The Legion of Mary. Hmm. Never knew such a thing existed. I suppose I can deal with someone paying more attention to Mary than I’ve given her. Perhaps I should pay a little more attention. I might even go as far as to acknowledge a kernel of truth in the hyperbolic verbal formula “mother of God.” It’s impossible, however, for me to conceive of the obtuseness that puts such an overtly off-base idea as devotion to Mary on a poster. Really? Devotion? To Mary?
Nothing in Hebrew prophecy suggests the human mother of Jesus was to be iconized or viewed as a fountain of blessing.
No one prays to Mary in scripture, and no one ever should have afterward.
Luke does present the so-called “Magnificat,” a humbly devoted prayer of Mary prior to the birth of Jesus, but no writer of Christian scripture manifests any interest in devotion to Mary.
The official LoM website features this prayerful address: “O Mary, conceived without sin.” In reading that expression, one might logically infer that other conceptions are thought to have involved sin. That implication is offensive. No one prays to any other child who was also conceived without sin. But the adverbial phrase “without sin” is at issue, and it invites confusion: it’s not really intended to modify the verb (according to official R.C. doctrine), but rather, the product of the verb, i.e., Mary herself. In other words, the assertion is not that Mary’s parents didn’t have intercourse; it’s that the embryonic Mary was qualitatively different from any other human embryo to that point.

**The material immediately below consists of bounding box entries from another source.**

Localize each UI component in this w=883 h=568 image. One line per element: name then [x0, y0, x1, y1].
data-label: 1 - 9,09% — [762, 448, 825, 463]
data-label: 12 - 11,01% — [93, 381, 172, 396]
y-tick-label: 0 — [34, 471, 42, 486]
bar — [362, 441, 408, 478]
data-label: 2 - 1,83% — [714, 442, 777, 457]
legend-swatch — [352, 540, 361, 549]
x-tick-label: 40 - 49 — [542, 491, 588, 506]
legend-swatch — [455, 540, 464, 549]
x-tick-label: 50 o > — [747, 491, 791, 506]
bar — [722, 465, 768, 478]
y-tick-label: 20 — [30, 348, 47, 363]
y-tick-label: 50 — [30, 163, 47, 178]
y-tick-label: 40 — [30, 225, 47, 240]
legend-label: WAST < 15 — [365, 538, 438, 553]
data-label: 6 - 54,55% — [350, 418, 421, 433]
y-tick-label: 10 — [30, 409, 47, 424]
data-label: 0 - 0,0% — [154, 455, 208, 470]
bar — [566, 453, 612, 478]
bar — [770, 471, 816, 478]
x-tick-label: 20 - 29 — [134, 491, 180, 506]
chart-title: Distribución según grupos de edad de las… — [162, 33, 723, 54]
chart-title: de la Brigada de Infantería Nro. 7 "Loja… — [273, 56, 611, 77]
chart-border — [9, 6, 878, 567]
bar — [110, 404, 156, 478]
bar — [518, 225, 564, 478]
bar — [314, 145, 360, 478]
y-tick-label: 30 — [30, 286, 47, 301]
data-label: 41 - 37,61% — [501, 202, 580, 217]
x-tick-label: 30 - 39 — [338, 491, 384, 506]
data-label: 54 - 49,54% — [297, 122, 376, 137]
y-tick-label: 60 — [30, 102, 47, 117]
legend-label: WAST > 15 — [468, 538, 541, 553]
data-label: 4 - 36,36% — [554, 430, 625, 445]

The “immaculate conception”—a doctrine fabricated without relation to any biblical text—is one that some non-Catholics will be surprised to discover relates not to Mary’s parents per se, but to the pre-born Mary in utero and her supposed freedom from “original sin” in the womb. (Some Catholics have been confused on this doctrine, and a papal clarification was issued at some point. Neither does the “immaculate conception” pertain to Mary’s own virgin state prior to the birth of Jesus. That assumption a common mistake made by Catholics and non-Catholics alike.)

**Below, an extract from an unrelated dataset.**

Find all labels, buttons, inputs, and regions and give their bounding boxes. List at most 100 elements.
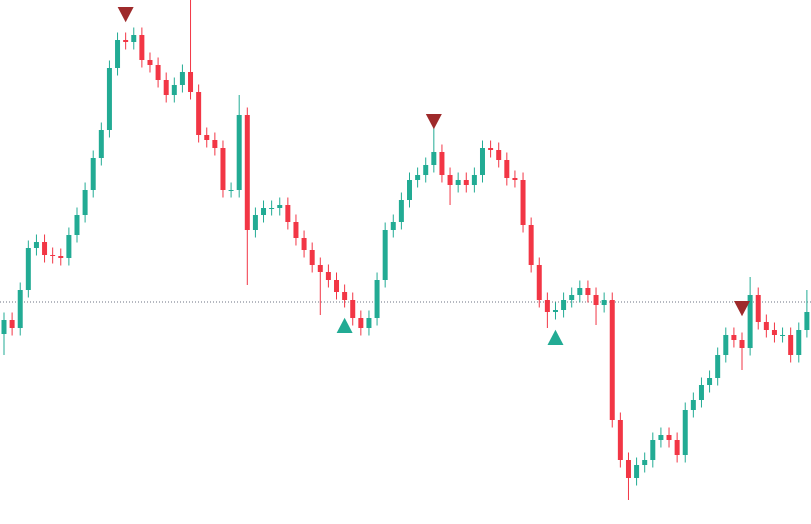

At the end of the day, the idea that Mary was without original sin while the rest of us are born with it is (a) loading the conversation theologically and (b) making Mary out to be special in a way the scriptures do not claim she was.
The silliness of human religion baffles me. Joining the Legion of Mary might make some passionate college student feel s/he is perpetuating and building on centuries of something. The Legion might offer a sense of camaraderie with other, equally off-track souls. Whatever its draw, the Legion of Mary has nothing to do with authentic Christianity.
B. Casey, 12/2/16
¹ Originally I had “immaculate conception” above, but I was fearful of needless offense at the outset. Then I realized this whole diatribe will be inherently offensive to a few, and I wasn’t willing to forgo the piece, so I put “immaculate” in this footnote!